Esther had concerns about her boys, one of whom was adopted, the other biological. They were drifting apart and in the wake of her anticipated death, she worried about the disintegration of the family. Relishing being able to share those concerns with a memory artist, and deliver her message symbolically and non-verbally to her sons’ “emotional brains,” we set to work right away. We chose three ways in which there were more similarities than differences. Both had birthdays just days apart. Both had speech processing issues. And both looked so much alike when they were children. While in reality the boys were several years apart, I asked Roger, her husband, to find me childhood photos when the boys seemed to share facial features and skin tone. Such is emotional truth ….

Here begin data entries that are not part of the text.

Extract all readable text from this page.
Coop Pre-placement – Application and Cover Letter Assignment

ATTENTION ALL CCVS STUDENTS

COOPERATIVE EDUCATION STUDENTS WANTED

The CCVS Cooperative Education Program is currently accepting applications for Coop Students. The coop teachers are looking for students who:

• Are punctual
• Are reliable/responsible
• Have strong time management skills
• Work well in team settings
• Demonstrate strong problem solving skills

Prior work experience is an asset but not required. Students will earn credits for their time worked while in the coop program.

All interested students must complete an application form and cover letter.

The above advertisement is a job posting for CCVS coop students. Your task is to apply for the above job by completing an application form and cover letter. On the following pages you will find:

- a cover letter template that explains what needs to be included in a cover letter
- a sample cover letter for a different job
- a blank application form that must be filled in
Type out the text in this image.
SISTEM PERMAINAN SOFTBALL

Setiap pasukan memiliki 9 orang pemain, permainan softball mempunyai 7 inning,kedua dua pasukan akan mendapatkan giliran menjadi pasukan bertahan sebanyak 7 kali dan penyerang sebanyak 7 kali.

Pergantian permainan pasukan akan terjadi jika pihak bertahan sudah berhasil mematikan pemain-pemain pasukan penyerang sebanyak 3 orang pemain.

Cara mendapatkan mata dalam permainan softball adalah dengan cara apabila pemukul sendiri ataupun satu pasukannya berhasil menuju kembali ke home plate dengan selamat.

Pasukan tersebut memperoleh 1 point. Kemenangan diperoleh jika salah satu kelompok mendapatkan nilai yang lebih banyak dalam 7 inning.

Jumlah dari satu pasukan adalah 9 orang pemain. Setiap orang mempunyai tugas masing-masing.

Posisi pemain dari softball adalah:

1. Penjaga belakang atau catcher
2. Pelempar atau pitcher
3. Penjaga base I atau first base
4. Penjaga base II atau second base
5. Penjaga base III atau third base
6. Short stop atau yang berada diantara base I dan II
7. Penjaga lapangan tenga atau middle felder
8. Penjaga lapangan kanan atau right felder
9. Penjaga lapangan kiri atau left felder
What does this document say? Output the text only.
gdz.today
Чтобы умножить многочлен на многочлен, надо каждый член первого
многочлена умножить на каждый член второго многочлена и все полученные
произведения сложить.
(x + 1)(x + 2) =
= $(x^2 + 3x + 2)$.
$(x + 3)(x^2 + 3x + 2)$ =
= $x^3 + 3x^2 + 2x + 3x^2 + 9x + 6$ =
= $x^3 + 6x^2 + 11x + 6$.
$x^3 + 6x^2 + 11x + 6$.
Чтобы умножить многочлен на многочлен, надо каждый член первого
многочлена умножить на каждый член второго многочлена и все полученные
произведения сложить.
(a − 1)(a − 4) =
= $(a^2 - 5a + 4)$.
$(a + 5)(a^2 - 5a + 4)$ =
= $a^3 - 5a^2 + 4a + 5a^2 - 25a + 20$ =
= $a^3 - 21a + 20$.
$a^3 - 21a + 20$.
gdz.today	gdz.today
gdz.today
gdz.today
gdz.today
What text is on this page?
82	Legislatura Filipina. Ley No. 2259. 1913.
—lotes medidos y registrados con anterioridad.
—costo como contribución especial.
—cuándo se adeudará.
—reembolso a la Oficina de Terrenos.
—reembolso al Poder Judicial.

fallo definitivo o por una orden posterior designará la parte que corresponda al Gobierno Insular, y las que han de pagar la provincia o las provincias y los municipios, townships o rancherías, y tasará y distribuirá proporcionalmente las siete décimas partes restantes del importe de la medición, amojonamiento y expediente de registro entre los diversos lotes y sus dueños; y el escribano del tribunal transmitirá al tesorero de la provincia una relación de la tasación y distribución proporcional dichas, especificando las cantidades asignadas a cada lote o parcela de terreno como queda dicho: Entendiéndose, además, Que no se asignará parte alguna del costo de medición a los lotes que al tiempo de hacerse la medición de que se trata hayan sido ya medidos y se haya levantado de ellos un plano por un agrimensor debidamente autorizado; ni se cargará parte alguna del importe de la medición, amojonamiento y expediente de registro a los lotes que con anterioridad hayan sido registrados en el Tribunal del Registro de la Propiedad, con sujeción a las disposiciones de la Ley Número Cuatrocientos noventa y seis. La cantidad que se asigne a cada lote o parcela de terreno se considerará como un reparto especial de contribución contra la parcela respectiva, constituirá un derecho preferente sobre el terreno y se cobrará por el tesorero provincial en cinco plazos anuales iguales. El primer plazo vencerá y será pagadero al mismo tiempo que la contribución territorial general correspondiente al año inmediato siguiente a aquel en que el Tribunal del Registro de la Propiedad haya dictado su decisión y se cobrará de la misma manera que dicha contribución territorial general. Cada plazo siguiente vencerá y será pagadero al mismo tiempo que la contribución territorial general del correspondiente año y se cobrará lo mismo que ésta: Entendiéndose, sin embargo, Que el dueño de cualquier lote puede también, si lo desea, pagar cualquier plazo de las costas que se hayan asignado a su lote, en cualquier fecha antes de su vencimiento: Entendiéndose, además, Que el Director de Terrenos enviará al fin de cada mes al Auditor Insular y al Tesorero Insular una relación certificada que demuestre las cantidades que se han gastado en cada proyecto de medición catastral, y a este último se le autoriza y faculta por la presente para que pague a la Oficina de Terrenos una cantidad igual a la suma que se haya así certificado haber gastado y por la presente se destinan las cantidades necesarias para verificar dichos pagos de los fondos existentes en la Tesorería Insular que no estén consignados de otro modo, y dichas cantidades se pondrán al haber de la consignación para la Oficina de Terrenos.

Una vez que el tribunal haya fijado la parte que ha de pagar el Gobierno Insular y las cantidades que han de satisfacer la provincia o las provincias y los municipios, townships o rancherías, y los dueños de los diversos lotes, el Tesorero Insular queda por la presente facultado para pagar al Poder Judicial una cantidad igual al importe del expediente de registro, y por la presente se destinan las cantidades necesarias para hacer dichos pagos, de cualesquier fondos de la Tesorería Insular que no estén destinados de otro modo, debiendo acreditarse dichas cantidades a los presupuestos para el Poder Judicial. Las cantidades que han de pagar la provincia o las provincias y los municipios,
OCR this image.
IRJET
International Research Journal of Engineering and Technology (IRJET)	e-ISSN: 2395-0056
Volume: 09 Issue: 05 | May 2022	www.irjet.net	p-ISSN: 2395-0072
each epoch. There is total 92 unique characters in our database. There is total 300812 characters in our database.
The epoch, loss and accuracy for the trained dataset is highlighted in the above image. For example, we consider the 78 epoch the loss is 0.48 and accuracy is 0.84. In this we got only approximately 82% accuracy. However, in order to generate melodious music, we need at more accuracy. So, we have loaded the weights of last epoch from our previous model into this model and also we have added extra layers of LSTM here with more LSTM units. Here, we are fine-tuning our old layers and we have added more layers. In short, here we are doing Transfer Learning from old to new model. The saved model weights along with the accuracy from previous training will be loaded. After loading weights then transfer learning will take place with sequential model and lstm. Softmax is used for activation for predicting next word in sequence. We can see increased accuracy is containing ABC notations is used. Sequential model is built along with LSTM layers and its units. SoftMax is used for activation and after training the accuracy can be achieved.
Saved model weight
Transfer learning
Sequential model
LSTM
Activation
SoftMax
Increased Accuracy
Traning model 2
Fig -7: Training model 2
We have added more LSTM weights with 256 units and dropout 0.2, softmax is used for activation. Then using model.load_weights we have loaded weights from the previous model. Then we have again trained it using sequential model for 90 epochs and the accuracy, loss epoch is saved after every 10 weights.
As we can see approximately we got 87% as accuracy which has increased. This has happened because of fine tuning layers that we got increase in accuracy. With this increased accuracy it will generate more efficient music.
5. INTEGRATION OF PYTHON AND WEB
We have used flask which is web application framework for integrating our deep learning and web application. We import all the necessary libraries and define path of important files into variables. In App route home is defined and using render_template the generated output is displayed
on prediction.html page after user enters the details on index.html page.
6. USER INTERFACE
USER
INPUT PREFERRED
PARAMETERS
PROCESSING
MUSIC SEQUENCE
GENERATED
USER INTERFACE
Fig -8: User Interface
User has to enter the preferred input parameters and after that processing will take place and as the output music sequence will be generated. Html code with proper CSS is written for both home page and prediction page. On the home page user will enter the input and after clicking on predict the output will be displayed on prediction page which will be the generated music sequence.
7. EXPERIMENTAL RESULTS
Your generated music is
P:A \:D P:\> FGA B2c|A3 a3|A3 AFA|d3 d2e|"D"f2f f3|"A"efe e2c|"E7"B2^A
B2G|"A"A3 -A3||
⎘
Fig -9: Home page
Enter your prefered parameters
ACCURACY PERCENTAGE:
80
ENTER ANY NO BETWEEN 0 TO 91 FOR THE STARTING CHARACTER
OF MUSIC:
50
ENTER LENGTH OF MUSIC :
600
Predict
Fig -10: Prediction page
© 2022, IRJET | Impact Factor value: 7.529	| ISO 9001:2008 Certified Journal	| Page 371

After Esther died, Roger shared his thoughts about the dreamscaping process:
The prescriptive power of your results was that both my sons carried the photo around with them (one recently put it on the refrigerator) and it’s still my desktop screensaver. My youngest recently showed me a photo and said, “Oh this is where my dreamscape came from.” I had ceased to remember the dreamscape as a montage of photos. Within a month of being exposed to it, I had forgotten. The details about the chronological age of the boys didn’t matter. Instead, it became an image that combined memories of my wife with my sons, 8 years of time condensed into one image. What it gave to me, in a two-dimensional form, was a look at the embrace of three souls.